My goal for this dessert was to allow the tasters to enjoy a full range of flavors. The balance of salty, bitter, sweet, sour, and savory that is so important in French cooking.
Please enjoy.
|
|
|
Post by Sanji Himura on Feb 1, 2007 21:49:53 GMT -5
---post--- Jimmy James: Oh shoot, Kaga-san! Now your just trying to get me in trouble with my mamma. Ain't a southern boy alive who would ever admit someone's cooking is better then his mamma's. Mind you, if mamma put her mind to it she'd... *Jimmy looks nervous and takes a drink from his glass* Um, anyway...Himura-san, I believe you have another dish to present...please? That just made my day. ---end---
|
|
|
Post by Man Alive! on Feb 1, 2007 22:07:45 GMT -5
Kaga: If your mother's cooking is better than this, maybe we should have HER challenge the Iron Chef! *laughs* Jimmy James: Oh shoot, Kaga-san! Now your just trying to get me in trouble with my mamma. Ain't a southern boy alive who would ever admit someone's cooking is better then his mamma's. Mind you, if mamma put her mind to it she'd... *Jimmy looks nervous and takes a drink from his glass* Um, anyway...Himura-san, I believe you have another dish to present...please? Post --------------- This gets the award as the best post of the RPG. ;D --------------- End
|
|
|
Post by ironchefcanadian on Feb 1, 2007 22:44:25 GMT -5
Kurimoto: While I appreciate the attempt to turn turkey into a dessert, I don't think that this is the right way to go about it. This dessert seems to be more about the ice cream and the chocolate rather than about the turkey, and the chocolate flavors are really clashing with the saltiness inherent in the crisped turkey skin and the shiso leaf. You might have had better luck by, say, using a pure fruit treatment for the turkey cannolli.
|
|
|
Post by barronmore on Feb 1, 2007 23:47:22 GMT -5
Jimmy James: This is truly a splendid dish. I totally have to disagree with Kurimoto-san. The Connoli is a creative masterpiece. The turkey tenders are accented wonderfully with the dark chocolate. I didn't think I would like this dish but the more I try it, the more I like it. Sweet, sour, savory, and bitter all in one package. It's even deep fried! What more can a southern boy want? The only negative comment could be that the turkey is a bit lost in all this...not necessarily bad in a desert, mind you.
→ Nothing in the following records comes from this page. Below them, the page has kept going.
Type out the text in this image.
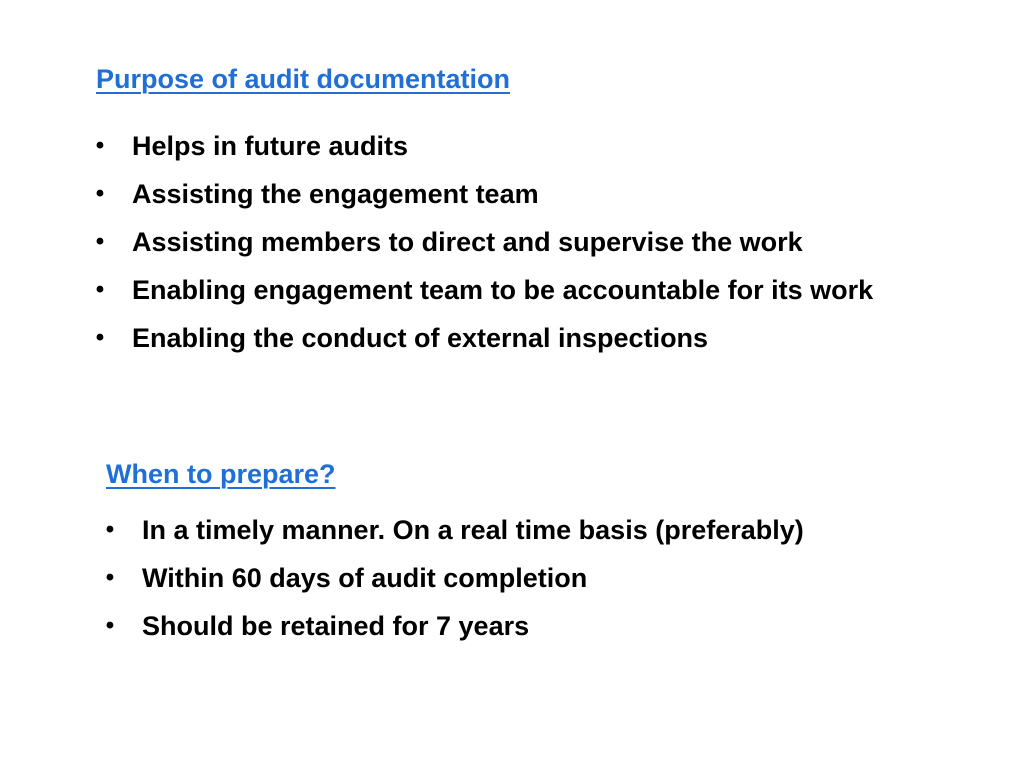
Purpose of audit documentation
• Helps in future audits
• Assisting the engagement team
• Assisting members to direct and supervise the work
• Enabling engagement team to be accountable for its work
• Enabling the conduct of external inspections
When to prepare?
• In a timely manner. On a real time basis (preferably)
• Within 60 days of audit completion
• Should be retained for 7 years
Now, tea ice cream? I'm all for tea and I really like ice tea, but in ice cream? Now, that's just going to far. But all let you slide for the white chocolate! Oh yeah! White Chocolate.
*Jimmy slowly eats his white chcolate*
|
|
|
Post by achen on Feb 2, 2007 1:47:44 GMT -5
Kanoh: The green tea icecream is great. It cleanses the palate after all the earlier dishes. But my problem is the turkey cannoli. It doesn't really fit into a dessert. Fried turkey slices are dried out and the chocolate doesn't help. The texture of the turkey is rough. Maybe the icecream could have been served just with the turkey skin and shiso. I didn't think that the turkey skin and shiso clashed.